6. D’une part, il ressort des pièces du dossier que les parcelles seront exploitées par M. A, agriculteur dirigeant un élevage de quatre-vingts bovins, et de quarante ovins, en recherche de foncier pour développer son activité d’élevage ovin en vue de commercialiser les agneaux pour leur viande, dont la reprise de l’activité, à long terme, est envisagée par son fils. La réalisation du projet permettrait ainsi de porter l’exploitation à deux cents brebis, et quatre cents en cas de construction des deux centrales situées respectivement à deux kilomètres de son exploitation. La taille du cheptel dans les conditions d’exploitation les plus favorables impliquera la présence de sept brebis par hectare eu égard à la superficie des parcelles. La hauteur d’implantation des panneaux photovoltaïques à 1,20 mètres de hauteur au point le plus bas est de nature à permettre aux ovins de circuler et de pâturer librement, grâce à une méthode de pâturage tournant dynamique dans des paddocks.

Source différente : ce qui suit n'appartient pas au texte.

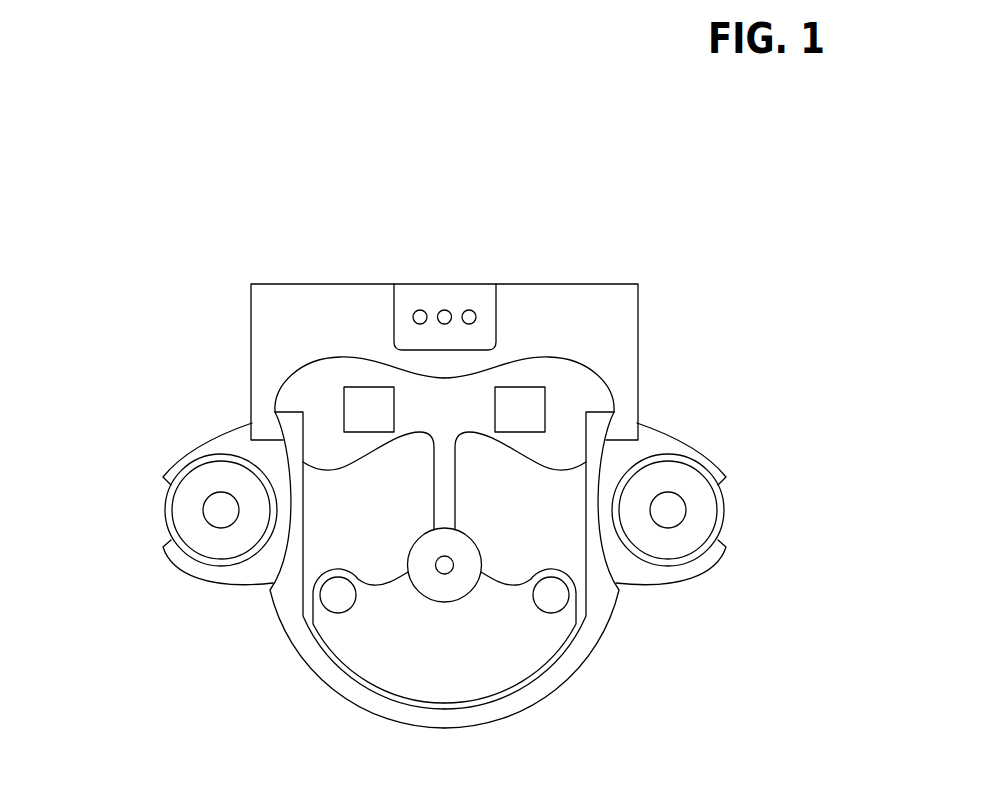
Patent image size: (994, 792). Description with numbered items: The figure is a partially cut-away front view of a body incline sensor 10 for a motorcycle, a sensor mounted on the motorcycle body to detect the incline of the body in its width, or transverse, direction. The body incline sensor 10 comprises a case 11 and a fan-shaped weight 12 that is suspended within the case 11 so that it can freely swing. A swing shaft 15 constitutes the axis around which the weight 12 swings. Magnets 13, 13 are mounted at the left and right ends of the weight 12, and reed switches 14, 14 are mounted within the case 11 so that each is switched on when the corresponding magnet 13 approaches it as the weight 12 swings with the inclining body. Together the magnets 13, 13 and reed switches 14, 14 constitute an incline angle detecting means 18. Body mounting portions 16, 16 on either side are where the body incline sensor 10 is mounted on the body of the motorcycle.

The body incline sensor 10 is at (125, 282).
The case 11 is at (251, 346).
The fan-shaped weight 12 is at (510, 580).
The magnets 13 is at (338, 613).
The reed switches 14 is at (363, 387).
The swing shaft 15 is at (438, 574).
The body mounting portions 16 is at (165, 508).
The incline angle detecting means 18 is at (560, 412).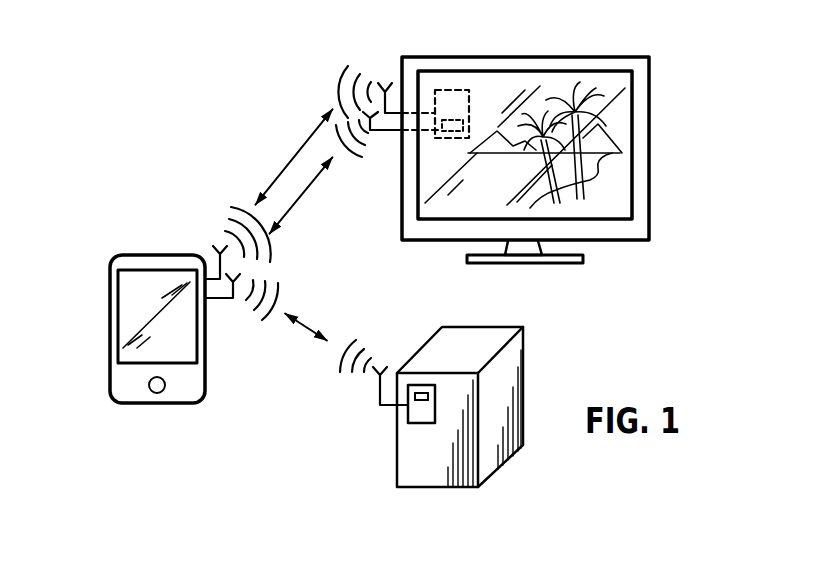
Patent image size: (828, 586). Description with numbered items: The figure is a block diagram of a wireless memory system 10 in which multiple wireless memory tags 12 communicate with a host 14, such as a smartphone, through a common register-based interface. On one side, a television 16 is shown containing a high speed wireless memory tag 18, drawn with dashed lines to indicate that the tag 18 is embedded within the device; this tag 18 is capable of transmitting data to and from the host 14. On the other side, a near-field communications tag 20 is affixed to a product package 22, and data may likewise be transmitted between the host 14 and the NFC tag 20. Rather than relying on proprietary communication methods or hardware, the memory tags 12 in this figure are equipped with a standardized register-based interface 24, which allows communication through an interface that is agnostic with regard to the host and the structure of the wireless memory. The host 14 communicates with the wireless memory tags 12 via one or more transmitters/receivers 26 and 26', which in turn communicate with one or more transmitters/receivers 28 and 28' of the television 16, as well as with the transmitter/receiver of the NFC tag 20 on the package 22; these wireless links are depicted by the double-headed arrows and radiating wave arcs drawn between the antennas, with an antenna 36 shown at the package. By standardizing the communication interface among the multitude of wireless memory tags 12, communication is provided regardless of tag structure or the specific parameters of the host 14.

The wireless memory system 10 is at (182, 100).
The wireless memory tags 12 is at (423, 424).
The host 14 is at (110, 327).
The television 16 is at (589, 57).
The high speed wireless memory tag 18 is at (452, 89).
The near-field communications (NFC) tag 20 is at (433, 400).
The product package 22 is at (497, 328).
The standardized register-based interface 24 is at (466, 127).
The transmitter/receiver 26 is at (211, 243).
The transmitter/receiver 26' is at (241, 320).
The transmitter/receiver 28 is at (360, 80).
The transmitter/receiver 28' is at (369, 156).
The antenna of appliance 36 is at (379, 393).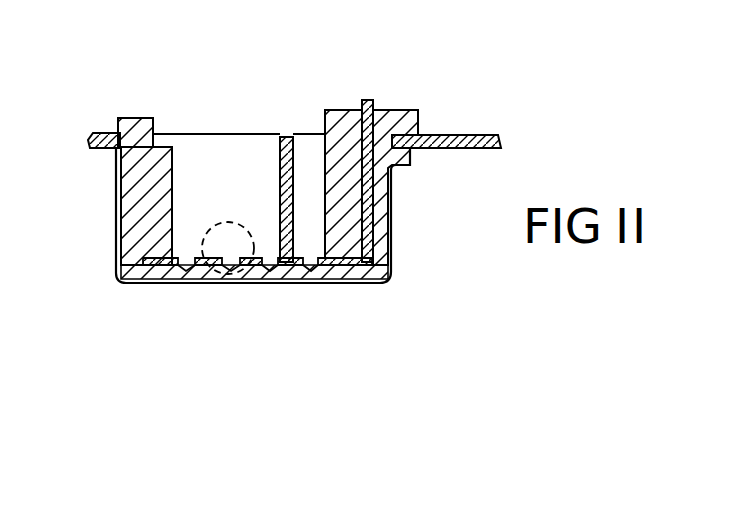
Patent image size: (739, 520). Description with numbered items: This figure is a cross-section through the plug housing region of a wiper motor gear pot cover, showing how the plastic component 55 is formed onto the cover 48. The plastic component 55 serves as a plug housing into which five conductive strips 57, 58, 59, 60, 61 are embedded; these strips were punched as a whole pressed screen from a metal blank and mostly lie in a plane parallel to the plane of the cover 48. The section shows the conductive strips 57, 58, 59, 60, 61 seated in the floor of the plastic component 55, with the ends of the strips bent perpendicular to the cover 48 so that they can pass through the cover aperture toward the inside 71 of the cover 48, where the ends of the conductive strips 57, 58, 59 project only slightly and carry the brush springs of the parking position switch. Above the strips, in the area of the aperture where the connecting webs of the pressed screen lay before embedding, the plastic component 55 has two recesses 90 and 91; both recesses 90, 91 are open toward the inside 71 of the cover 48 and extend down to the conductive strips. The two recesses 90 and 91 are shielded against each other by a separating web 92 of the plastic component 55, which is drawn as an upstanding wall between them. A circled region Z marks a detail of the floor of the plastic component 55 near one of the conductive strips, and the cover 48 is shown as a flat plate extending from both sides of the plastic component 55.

The cover 48 is at (463, 140).
The plastic component 55 is at (383, 262).
The conductive strip 57 is at (138, 277).
The conductive strip 58 is at (203, 260).
The conductive strip 59 is at (255, 258).
The conductive strip 60 is at (290, 258).
The conductive strip 61 is at (341, 258).
The inside of the cover 71 is at (102, 133).
The recess 90 is at (199, 152).
The recess 91 is at (304, 152).
The separating web 92 is at (273, 140).
The sphere region Z is at (228, 222).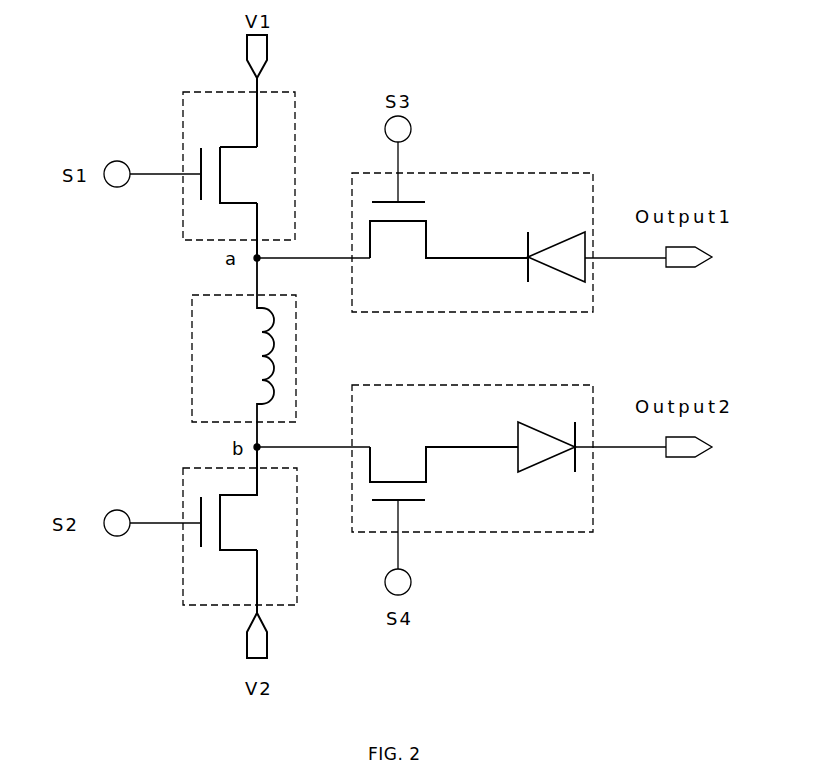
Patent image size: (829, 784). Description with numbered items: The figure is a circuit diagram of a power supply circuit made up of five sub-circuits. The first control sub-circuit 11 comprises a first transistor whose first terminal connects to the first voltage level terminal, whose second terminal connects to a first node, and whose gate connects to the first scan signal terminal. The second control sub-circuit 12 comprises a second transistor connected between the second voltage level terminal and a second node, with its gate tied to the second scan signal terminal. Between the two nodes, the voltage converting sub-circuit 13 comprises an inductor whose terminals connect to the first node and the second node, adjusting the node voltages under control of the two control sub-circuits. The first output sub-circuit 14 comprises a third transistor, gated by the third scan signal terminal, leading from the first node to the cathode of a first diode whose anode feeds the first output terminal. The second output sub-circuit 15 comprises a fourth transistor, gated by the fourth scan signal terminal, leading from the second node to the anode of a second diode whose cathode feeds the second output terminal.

The first control sub-circuit 11 is at (183, 117).
The second control sub-circuit 12 is at (183, 492).
The voltage converting sub-circuit 13 is at (192, 343).
The first output sub-circuit 14 is at (593, 290).
The second output sub-circuit 15 is at (593, 495).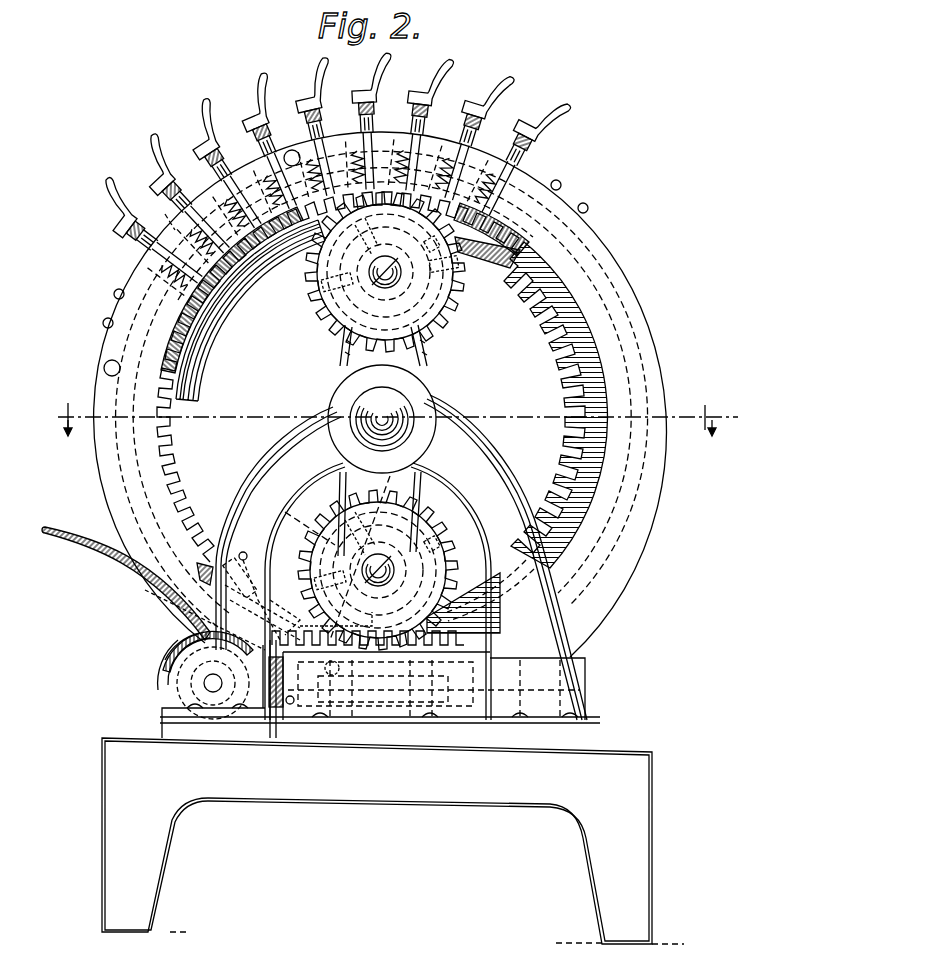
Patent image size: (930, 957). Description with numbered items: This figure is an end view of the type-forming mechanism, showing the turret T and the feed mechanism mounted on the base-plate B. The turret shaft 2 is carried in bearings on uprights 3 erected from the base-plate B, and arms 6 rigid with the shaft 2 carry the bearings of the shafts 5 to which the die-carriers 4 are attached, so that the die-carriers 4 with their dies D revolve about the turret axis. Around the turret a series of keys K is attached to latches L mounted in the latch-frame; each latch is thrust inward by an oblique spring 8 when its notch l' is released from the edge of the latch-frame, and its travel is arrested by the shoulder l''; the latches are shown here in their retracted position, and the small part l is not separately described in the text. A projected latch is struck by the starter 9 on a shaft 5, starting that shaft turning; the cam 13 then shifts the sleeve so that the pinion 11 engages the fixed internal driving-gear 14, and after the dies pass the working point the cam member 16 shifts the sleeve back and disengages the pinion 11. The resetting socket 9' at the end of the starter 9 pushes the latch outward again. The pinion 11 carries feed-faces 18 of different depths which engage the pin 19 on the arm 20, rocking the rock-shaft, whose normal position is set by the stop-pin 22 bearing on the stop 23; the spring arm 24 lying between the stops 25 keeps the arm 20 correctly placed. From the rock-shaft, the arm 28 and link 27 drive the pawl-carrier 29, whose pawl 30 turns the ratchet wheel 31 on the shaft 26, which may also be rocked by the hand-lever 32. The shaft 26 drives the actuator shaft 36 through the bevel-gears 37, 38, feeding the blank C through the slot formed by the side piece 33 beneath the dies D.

The upright 3 is at (377, 561).
The starter 9 is at (343, 381).
The cam 13 is at (208, 363).
The driving-gear 14 is at (517, 437).
The cam member 16 is at (568, 372).
The blank C is at (490, 597).
The latch L is at (327, 158).
The key K is at (185, 122).
The shoulder l'' is at (348, 137).
The notch l' is at (416, 96).
The key stem l is at (162, 215).
The spring 8 is at (220, 205).
The die D is at (400, 415).
The die-carrier 4 is at (381, 421).
The pinion 11 is at (460, 298).
The shaft 5 is at (401, 274).
The feed-face 18 is at (315, 332).
The arm 6 is at (436, 356).
The shaft 2 is at (414, 430).
The turret T is at (401, 545).
The resetting socket 9' is at (358, 561).
The stop 25 is at (368, 624).
The hand-lever 32 is at (123, 583).
The arm 20 is at (242, 552).
The pin 19 is at (248, 569).
The arm 28 is at (222, 609).
The spring arm 24 is at (287, 612).
The pawl-carrier 29 is at (178, 666).
The pawl 30 is at (160, 668).
The bevel-gear 38 is at (158, 684).
The link 27 is at (172, 632).
The shaft 26 is at (216, 700).
The ratchet wheel 31 is at (198, 724).
The bevel-gear 37 is at (277, 722).
The side piece 33 is at (395, 712).
The stop-pin 22 is at (300, 692).
The shaft 36 is at (455, 700).
The stop 23 is at (291, 708).
The base-plate B is at (393, 841).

7. D’autre part, il ressort des pièces du dossier que si le potentiel agronomique des terres de nature limoneuse-sableuse autrefois utilisées pour de grandes cultures, puis en pâturage et en simples prairies de fauchage à ce jour, est de qualité moyenne, il se prête à une activité d’élevage, d’autant que, selon l’étude préalable agricole, la réalisation du projet photovoltaïque n’engendrera qu’une perte de surface productive de 2,1 hectares pour le site de Vaïssac. S’il ne ressort pas des pièces du dossier que d’autres éleveurs d’ovins exercent cette activité dans le secteur d’implantation du projet, cette activité n’est pas étrangère aux activités exercées plus largement, dans le département de Tarn-et-Garonne dont les exploitations ovines représentent 6,9 % des exploitations agricoles.
8. Ainsi, il ressort des pièces du dossier que l’activité envisagée ne constitue pas une simple modalité d’entretien du parc photovoltaïque, et doit être considérée comme une activité agricole pérenne. Elle constitue ainsi une activité pastorale significative sur les terrains, au regard des activités qui auraient vocation à se développer dans la zone compte tenu des usages locaux et eu égard à la nature des sols. Dans ces conditions, la société requérante est fondée à soutenir que le préfet de Tarn-et-Garonne a entaché son arrêté de refus de permis de construire d’une erreur d’appréciation.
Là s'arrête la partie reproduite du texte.